You are given an n x n grid representing a field of cherries, each cell is one of three possible integers.

  • 0 means the cell is empty, so you can pass through.
  • 1 means the cell contains a cherry that you can pick up and pass through,or
  • -1 means the cell contains a thorn that blocks your way.

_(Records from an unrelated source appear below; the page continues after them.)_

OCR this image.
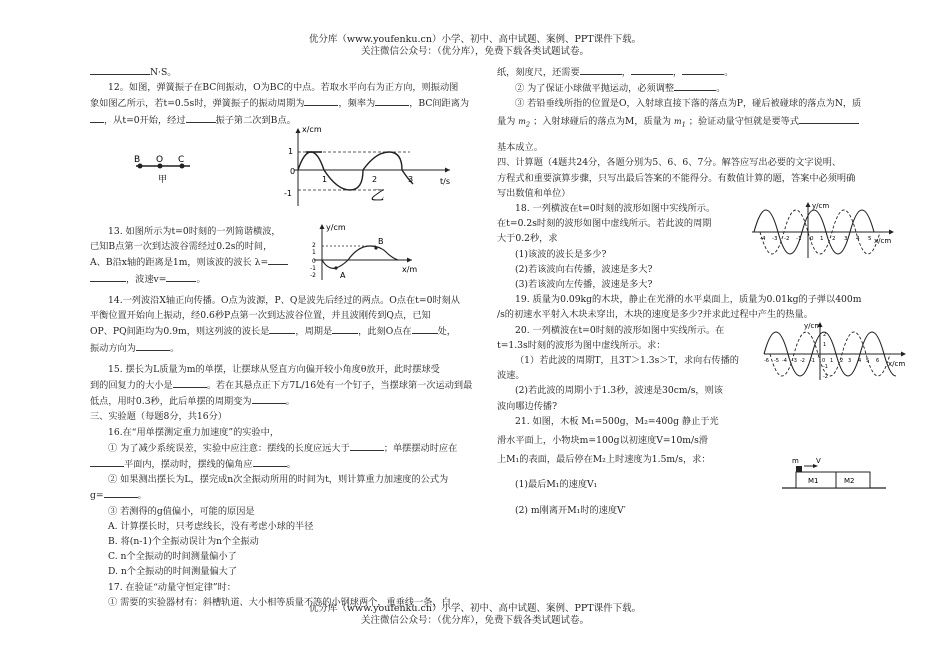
优分库（www.youfenku.cn）小学、初中、高中试题、案例、PPT课件下载。
关注微信公众号：（优分库），免费下载各类试题试卷。

N·S。

12。如图，弹簧振子在BC间振动，O为BC的中点。若取水平向右为正方向，则振动图

象如图乙所示，若t=0.5s时，弹簧振子的振动周期为	，频率为	，BC间距离为

，从t=0开始，经过	振子第二次到B点。

B O C
甲
x/cm
t/s
1
0
-1
1	2	3
乙

13. 如图所示为t=0时刻的一列简谐横波，

已知B点第一次到达波谷需经过0.2s的时间，

A、B沿x轴的距离是1m，则该波的波长 λ=

，波速v=	。

y/cm
x/m
2
1
0
-1
-2	A
B

14.一列波沿X轴正向传播。O点为波源，P、Q是波先后经过的两点。O点在t=0时刻从

平衡位置开始向上振动，经0.6秒P点第一次到达波谷位置，并且波刚传到Q点，已知

OP、PQ间距均为0.9m，则这列波的波长是	，周期是	，此刻O点在	处，

振动方向为	。

15. 摆长为L质量为m的单摆，让摆球从竖直方向偏开较小角度θ放开，此时摆球受

到的回复力的大小是	。若在其悬点正下方7L/16处有一个钉子，当摆球第一次运动到最

低点，用时0.3秒，此后单摆的周期变为	。

三、实验题（每题8分，共16分）

16.在“用单摆测定重力加速度”的实验中，

① 为了减少系统误差，实验中应注意：摆线的长度应远大于	；单摆摆动时应在

平面内，摆动时，摆线的偏角应	。

② 如果测出摆长为L，摆完成n次全振动所用的时间为t，则计算重力加速度的公式为

g=	。

③ 若测得的g值偏小，可能的原因是

A. 计算摆长时，只考虑线长，没有考虑小球的半径

B. 将(n-1)个全振动误计为n个全振动

C. n个全振动的时间测量偏小了

D. n个全振动的时间测量偏大了

17. 在验证“动量守恒定律”时：

① 需要的实验器材有：斜槽轨道、大小相等质量不等的小钢球两个，重垂线一条，白

纸，刻度尺，还需要	，	，	。

② 为了保证小球做平抛运动，必须调整	。

③ 若铅垂线所指的位置是O，入射球直接下落的落点为P，碰后被碰球的落点为N，质

量为 $m_2$ ；入射球碰后的落点为M，质量为 $m_1$ ；验证动量守恒就是要等式

基本成立。

四、计算题（4题共24分，各题分别为5、6、6、7分。解答应写出必要的文字说明、

方程式和重要演算步骤，只写出最后答案的不能得分。有数值计算的题，答案中必须明确

写出数值和单位）

18. 一列横波在t=0时刻的波形如图中实线所示。

在t=0.2s时刻的波形如图中虚线所示。若此波的周期

大于0.2秒，求

(1)该波的波长是多少?

(2)若该波向右传播，波速是多大?

(3)若该波向左传播，波速是多大?

19. 质量为0.09kg的木块，静止在光滑的水平桌面上，质量为0.01kg的子弹以400m

/s的初速水平射入木块未穿出，木块的速度是多少?并求此过程中产生的热量。

20. 一列横波在t=0时刻的波形如图中实线所示。在

t=1.3s时刻的波形为图中虚线所示。求：

（1）若此波的周期T，且3T＞1.3s＞T，求向右传播的

波速。

(2)若此波的周期小于1.3秒，波速是30cm/s，则该

波向哪边传播?

21. 如图，木板 M₁=500g，M₂=400g 静止于光

滑水平面上，小物块m=100g以初速度V=10m/s滑

上M₁的表面，最后停在M₂上时速度为1.5m/s，求：

(1)最后M₁的速度V₁

(2) m刚离开M₁时的速度V′

y/cm
x/cm
-4 -3 -2 -1 0 1 2 3 4 5
y/cm
x/cm
-6 -5 -4 -3 -2 -1 0 1 2 3 4 5 6
2
1
-1
-2
m V
M1	M2
优分库（www.youfenku.cn）小学、初中、高中试题、案例、PPT课件下载。
关注微信公众号：（优分库），免费下载各类试题试卷。
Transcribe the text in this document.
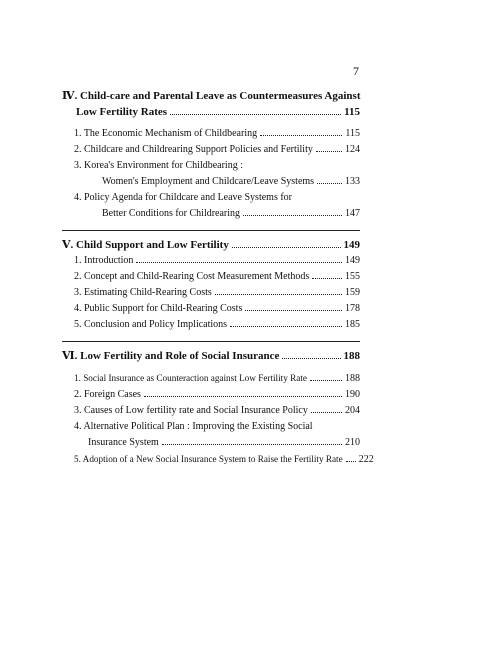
7
Ⅳ. Child-care and Parental Leave as Countermeasures Against
Low Fertility Rates	115
1. The Economic Mechanism of Childbearing	115
2. Childcare and Childrearing Support Policies and Fertility	124
3. Korea's Environment for Childbearing :
Women's Employment and Childcare/Leave Systems	133
4. Policy Agenda for Childcare and Leave Systems for
Better Conditions for Childrearing	147
Ⅴ. Child Support and Low Fertility	149
1. Introduction	149
2. Concept and Child-Rearing Cost Measurement Methods	155
3. Estimating Child-Rearing Costs	159
4. Public Support for Child-Rearing Costs	178
5. Conclusion and Policy Implications	185
Ⅵ. Low Fertility and Role of Social Insurance	188
1. Social Insurance as Counteraction against Low Fertility Rate	188
2. Foreign Cases	190
3. Causes of Low fertility rate and Social Insurance Policy	204
4. Alternative Political Plan : Improving the Existing Social
Insurance System	210
5. Adoption of a New Social Insurance System to Raise the Fertility Rate 222
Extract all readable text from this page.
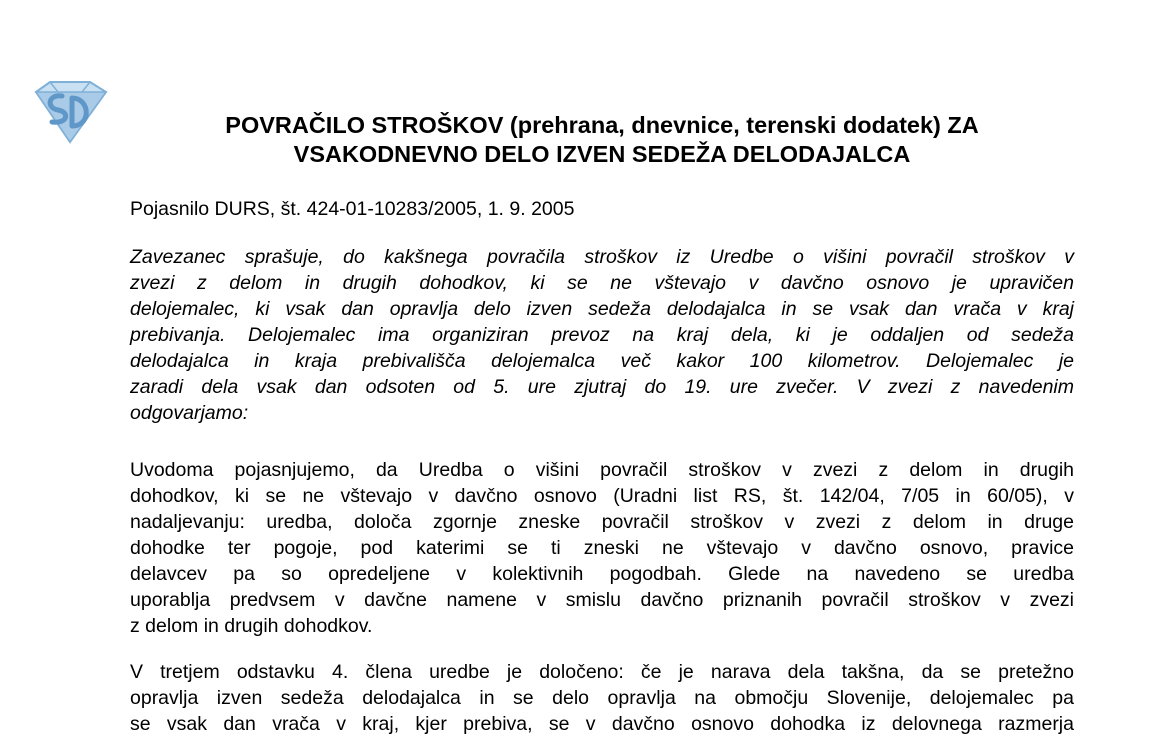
POVRAČILO STROŠKOV (prehrana, dnevnice, terenski dodatek) ZA
VSAKODNEVNO DELO IZVEN SEDEŽA DELODAJALCA

Pojasnilo DURS, št. 424-01-10283/2005, 1. 9. 2005

Zavezanec sprašuje, do kakšnega povračila stroškov iz Uredbe o višini povračil stroškov v
zvezi z delom in drugih dohodkov, ki se ne vštevajo v davčno osnovo je upravičen
delojemalec, ki vsak dan opravlja delo izven sedeža delodajalca in se vsak dan vrača v kraj
prebivanja. Delojemalec ima organiziran prevoz na kraj dela, ki je oddaljen od sedeža
delodajalca in kraja prebivališča delojemalca več kakor 100 kilometrov. Delojemalec je
zaradi dela vsak dan odsoten od 5. ure zjutraj do 19. ure zvečer. V zvezi z navedenim
odgovarjamo:

Uvodoma pojasnjujemo, da Uredba o višini povračil stroškov v zvezi z delom in drugih
dohodkov, ki se ne vštevajo v davčno osnovo (Uradni list RS, št. 142/04, 7/05 in 60/05), v
nadaljevanju: uredba, določa zgornje zneske povračil stroškov v zvezi z delom in druge
dohodke ter pogoje, pod katerimi se ti zneski ne vštevajo v davčno osnovo, pravice
delavcev pa so opredeljene v kolektivnih pogodbah. Glede na navedeno se uredba
uporablja predvsem v davčne namene v smislu davčno priznanih povračil stroškov v zvezi
z delom in drugih dohodkov.

V tretjem odstavku 4. člena uredbe je določeno: če je narava dela takšna, da se pretežno
opravlja izven sedeža delodajalca in se delo opravlja na območju Slovenije, delojemalec pa
se vsak dan vrača v kraj, kjer prebiva, se v davčno osnovo dohodka iz delovnega razmerja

Return the maximum number of cherries you can collect by following the rules below:

  • Starting at the position (0,0) and reaching (n - 1, n - 1) by moving right or down through valid path cells (cells with value 0 or 1).
  • After reaching (n - 1, n - 1), returning to (0, 0) by moving left or up through valid path cells.
  • When passing through a path cell containing a cherry, you pick it up, and the cell becomes an empty cell 0.
  • If there is no valid path between (0, 0) and (n - 1, n -1), then no cherries can be collected.

cherry-pickup.png

Input: grid = [[0,1,-1],[1,0,-1],[1,1,1]]
Output: 5
Explanation: The player started at (0, 0) and went down, down, right right to reach (2, 2).
4 cherries were picked up during this single trip, and the matrix becomes [[0,1,-1],[0,0,-1],[0,0,0]].
Then, the player went left, up, up, left to return home, picking up one more cherry.
The total number of cherries picked up is 5, and this is the maximum possible.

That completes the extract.